Nick Jordan believes Kansas Gov. Sam Brownback’s administration just hasn’t gotten its message out, and that’s why the media erroneously keep beating up on Brownback.
Jordan just stepped down as Kansas Secretary of Revenue. A longtime friend of mine from Johnson County, Jordan reflected on what went wrong with getting out the “facts” about the state’s declining tax revenues, as well as the positive aspects of what has been accomplished by Brownback. Many of his points are valid and need to be understood.
The trouble is, even if all of Jordan’s arguments are legitimate, they do not begin to explain the dire financial straits Kansas finds itself in.
Despite what Jordan says, some of the key messages have been delivered. I, for one, have reported on numerous occasions that declining tax revenues are, in part, a result of much of the economy tanking in Kansas, which has nothing to do with Brownback’s tax policies.
Agricultural commodity prices have plummeted. According to the Kansas Farm Management Association, the average net farm income in the state was about $128,000 in 2014. In 2015, that number plunged to about $4,500. The oil and gas business is on its knees, with oil prices half of what they had recently been. The aircraft industry in Wichita has crashed. In addition, Sprint’s unexpected 800-person layoffs in Overland Park also had an adverse impact on the Kansas economy.
That is not all of what Jordan cites as unanticipated external events. He said the Brownback administration expected a recovery from the recession at 3 to 5 percent economic growth. Instead, in Kansas, it was only 0.3 percent.
Jordan admits tax policy was also a factor in the shortfall in revenues, but he hastens to add that it was the 2012 Legislature, not Brownback, who rejected the governor’s proposal for broadening the tax base as a partial offset to tax cuts. Reducing deductions and tax credits was pushed hard by Brownback, to no avail. Yet, the governor did sign the tax-cut bill.
Under Brownback, according to Jordan, taxes on Kansans have been reduced 30 percent. Nearly three-quarters of the tax savings have gone to individuals and families. About one-fourth have gone to small businesses.
The tax exemptions on small businesses — a controversial policy being challenged by many legislators — has been successful, according to Jordan.
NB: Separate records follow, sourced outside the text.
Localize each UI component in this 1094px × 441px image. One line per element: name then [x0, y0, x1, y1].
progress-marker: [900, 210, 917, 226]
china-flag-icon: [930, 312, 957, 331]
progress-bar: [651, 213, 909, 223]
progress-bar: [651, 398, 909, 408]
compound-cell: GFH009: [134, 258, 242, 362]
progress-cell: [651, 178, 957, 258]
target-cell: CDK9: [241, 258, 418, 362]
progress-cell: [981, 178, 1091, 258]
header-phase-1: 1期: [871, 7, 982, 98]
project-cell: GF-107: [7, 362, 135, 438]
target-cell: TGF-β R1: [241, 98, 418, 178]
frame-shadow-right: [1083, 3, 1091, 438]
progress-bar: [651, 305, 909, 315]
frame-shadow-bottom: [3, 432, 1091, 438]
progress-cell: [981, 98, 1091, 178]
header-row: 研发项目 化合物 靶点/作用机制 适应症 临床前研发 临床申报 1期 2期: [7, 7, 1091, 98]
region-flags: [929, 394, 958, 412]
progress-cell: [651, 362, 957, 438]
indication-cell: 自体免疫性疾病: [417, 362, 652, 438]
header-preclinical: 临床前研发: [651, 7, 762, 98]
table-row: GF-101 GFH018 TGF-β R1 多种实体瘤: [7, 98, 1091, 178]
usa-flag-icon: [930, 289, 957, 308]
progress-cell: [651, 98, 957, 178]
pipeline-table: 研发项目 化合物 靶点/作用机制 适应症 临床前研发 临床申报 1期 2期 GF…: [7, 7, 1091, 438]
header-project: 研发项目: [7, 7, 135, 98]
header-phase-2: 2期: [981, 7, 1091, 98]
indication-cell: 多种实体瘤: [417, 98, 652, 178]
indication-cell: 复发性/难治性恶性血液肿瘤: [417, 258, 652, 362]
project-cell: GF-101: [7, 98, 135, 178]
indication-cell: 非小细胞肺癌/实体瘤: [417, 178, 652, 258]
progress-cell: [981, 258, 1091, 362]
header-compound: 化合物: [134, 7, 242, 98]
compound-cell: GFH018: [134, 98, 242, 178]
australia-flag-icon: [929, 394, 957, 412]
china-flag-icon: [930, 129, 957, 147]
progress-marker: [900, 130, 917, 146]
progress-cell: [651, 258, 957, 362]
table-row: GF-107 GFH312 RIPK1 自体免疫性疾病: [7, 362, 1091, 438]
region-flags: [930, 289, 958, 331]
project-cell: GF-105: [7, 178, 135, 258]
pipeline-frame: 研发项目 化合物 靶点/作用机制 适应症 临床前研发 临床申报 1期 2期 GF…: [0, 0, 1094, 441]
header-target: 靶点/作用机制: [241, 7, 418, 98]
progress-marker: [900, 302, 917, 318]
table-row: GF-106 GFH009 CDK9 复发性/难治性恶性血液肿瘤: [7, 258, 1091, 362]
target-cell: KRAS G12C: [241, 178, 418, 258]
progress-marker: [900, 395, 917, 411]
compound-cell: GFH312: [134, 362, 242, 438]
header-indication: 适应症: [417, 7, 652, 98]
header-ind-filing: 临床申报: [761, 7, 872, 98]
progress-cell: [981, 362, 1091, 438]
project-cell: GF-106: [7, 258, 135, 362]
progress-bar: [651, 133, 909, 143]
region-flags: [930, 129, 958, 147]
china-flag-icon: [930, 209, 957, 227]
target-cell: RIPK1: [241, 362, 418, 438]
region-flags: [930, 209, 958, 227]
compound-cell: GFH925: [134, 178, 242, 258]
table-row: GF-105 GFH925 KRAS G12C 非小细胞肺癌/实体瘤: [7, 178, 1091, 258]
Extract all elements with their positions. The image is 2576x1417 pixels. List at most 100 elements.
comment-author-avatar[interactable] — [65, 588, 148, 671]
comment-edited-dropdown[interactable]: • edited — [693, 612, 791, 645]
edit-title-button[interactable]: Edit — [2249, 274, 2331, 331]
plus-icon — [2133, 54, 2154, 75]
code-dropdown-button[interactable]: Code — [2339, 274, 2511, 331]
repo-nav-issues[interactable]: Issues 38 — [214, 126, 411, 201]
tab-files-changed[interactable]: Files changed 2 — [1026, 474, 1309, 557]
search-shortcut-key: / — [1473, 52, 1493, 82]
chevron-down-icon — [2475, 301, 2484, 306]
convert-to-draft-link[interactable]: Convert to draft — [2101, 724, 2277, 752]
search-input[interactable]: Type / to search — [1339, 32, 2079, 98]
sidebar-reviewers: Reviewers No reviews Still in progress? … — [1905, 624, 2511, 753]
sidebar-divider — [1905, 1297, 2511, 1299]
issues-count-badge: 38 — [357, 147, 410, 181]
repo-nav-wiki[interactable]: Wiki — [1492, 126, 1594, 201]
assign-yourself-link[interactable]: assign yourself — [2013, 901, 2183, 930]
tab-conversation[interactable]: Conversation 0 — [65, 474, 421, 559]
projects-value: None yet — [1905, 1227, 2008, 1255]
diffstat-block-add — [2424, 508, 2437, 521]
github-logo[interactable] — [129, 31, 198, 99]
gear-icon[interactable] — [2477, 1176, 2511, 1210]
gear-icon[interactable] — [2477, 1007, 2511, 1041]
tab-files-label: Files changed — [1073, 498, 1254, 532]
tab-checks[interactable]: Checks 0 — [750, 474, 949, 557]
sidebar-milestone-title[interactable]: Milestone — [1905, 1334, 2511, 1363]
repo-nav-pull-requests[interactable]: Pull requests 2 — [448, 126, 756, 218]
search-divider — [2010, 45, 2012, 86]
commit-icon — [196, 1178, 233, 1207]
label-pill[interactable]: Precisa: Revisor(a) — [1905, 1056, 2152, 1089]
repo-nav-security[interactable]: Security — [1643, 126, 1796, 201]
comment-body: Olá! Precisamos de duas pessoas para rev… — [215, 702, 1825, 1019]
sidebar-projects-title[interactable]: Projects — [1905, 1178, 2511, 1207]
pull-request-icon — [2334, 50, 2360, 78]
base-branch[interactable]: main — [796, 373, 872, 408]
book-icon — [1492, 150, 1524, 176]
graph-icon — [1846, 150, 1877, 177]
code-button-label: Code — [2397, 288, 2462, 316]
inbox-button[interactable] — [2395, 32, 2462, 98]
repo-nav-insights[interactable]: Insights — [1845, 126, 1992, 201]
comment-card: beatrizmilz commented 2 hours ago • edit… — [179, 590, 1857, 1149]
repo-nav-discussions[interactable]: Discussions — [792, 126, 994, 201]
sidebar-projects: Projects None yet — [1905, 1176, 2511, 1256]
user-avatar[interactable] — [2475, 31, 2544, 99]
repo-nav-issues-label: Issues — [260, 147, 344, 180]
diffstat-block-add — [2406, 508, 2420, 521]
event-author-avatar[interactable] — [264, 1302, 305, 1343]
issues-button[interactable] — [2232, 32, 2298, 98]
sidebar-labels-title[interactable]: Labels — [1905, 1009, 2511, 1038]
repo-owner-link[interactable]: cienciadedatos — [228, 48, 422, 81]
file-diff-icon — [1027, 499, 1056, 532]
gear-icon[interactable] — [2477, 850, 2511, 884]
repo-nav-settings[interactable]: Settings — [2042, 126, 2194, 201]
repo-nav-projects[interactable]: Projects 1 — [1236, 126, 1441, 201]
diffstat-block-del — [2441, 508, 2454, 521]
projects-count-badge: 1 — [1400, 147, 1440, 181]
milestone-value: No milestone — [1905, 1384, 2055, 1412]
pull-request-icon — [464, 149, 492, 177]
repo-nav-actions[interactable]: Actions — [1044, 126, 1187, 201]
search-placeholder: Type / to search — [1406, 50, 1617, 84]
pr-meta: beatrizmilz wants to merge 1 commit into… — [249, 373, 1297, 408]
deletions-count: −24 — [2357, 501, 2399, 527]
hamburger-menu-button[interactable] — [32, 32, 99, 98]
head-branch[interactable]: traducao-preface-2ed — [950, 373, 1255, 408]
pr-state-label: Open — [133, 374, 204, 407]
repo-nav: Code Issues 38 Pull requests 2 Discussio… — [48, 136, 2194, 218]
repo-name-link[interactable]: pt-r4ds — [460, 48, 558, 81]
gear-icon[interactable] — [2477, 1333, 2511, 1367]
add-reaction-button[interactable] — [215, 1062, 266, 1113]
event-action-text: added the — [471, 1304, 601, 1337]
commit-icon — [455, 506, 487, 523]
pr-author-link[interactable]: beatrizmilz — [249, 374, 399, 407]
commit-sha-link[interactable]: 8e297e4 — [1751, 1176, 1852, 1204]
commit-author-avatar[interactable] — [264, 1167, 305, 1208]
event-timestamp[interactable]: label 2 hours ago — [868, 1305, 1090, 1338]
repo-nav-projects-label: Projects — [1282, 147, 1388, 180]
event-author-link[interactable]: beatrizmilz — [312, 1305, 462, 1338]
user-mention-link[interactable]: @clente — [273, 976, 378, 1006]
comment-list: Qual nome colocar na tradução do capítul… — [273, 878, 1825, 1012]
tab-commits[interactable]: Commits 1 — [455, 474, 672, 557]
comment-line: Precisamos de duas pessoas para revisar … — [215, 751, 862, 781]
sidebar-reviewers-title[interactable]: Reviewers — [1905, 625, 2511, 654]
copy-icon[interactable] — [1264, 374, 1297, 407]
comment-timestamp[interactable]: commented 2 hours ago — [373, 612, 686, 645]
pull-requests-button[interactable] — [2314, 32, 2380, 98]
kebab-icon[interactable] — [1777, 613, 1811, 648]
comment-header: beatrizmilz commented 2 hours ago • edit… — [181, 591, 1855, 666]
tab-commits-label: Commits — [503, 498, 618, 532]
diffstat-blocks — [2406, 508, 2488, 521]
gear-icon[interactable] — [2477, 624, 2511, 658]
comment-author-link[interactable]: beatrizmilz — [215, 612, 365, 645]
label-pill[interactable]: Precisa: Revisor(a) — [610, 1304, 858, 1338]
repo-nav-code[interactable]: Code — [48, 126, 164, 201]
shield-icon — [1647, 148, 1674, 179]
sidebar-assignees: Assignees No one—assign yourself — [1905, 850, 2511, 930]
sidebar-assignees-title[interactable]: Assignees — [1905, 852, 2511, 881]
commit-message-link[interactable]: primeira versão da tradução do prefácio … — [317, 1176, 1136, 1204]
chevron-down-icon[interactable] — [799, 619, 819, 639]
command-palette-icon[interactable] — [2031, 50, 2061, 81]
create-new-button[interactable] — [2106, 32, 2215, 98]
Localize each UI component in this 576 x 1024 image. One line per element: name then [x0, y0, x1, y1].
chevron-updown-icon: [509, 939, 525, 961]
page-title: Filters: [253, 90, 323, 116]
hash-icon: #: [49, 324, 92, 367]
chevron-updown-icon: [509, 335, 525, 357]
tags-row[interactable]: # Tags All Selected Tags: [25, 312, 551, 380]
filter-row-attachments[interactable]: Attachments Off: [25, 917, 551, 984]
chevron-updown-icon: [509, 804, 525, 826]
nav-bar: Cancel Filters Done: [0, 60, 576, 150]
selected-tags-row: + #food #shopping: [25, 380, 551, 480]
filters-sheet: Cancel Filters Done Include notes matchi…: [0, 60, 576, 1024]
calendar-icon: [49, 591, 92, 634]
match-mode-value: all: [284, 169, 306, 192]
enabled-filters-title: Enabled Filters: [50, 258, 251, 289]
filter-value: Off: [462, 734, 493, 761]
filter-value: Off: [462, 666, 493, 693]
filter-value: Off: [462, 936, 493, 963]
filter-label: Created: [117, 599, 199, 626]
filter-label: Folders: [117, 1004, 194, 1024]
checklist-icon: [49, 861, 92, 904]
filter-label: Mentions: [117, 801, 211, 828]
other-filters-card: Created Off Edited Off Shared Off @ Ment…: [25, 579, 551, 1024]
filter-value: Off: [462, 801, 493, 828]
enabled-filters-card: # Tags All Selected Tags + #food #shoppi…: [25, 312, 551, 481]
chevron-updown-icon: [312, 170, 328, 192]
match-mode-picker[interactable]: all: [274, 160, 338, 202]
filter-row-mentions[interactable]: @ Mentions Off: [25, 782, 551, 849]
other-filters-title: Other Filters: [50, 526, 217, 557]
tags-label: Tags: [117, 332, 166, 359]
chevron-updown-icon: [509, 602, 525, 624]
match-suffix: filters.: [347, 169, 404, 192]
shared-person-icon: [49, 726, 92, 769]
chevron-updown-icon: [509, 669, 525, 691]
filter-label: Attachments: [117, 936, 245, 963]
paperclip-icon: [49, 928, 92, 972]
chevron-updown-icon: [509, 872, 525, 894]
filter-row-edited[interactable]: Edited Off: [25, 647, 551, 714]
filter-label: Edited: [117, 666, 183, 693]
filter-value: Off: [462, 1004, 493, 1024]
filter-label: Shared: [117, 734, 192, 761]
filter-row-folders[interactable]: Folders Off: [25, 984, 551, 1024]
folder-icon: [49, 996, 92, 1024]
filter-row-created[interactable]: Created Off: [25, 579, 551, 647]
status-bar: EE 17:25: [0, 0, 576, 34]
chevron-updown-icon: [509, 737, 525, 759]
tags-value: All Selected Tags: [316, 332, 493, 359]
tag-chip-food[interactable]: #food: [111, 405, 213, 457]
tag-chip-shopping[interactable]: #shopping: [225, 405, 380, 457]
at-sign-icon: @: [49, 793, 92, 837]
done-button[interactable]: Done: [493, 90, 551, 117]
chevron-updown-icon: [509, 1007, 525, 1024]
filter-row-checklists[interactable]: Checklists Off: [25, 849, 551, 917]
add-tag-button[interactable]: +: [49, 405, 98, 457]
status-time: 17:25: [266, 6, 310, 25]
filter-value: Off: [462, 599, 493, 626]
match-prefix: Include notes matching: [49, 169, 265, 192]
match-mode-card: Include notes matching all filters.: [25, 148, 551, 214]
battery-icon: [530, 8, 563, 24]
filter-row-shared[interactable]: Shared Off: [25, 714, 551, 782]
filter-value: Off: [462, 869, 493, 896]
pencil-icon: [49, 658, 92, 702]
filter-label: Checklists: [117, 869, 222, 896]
Brownback continues to advocate keeping those exemptions intact.
“First-time tax returns indicate 20,000 small businesses are new to Kansas,” Jordan said. “Most of those are from Johnson and Wyandotte counties.”
Furthermore, gross wages are growing in the small business arena in Kansas, Jordan added. Where Kansas has been hurt, according to Jordan, is in the jobs decline in many large corporations.
There is some good news about the Kansas economy being ignored, Jordan said. There are signs the economy in Kansas is picking up. In the April-June quarter of 2016, Kansas tied for fifth in the nation in the increase of gross domestic product, he said.
Wichita State University’s Center for Economic Development and Business Research just revised its economic forecast for 2017 to 13,000 new nonfarm jobs, most of which are in professional services.
Add together the potpourri of facts Jordan presents, and it just doesn’t seem to add up to what Kansans know is an extraordinary ongoing budget crisis, which keeps getting temporarily fixed by one-time budget gimmicks.
Brownback’s message, as espoused by Jordan, falls short of the bigger message the media highlight — namely, that radical tax cuts are the main culprit in chronic revenue shortfalls.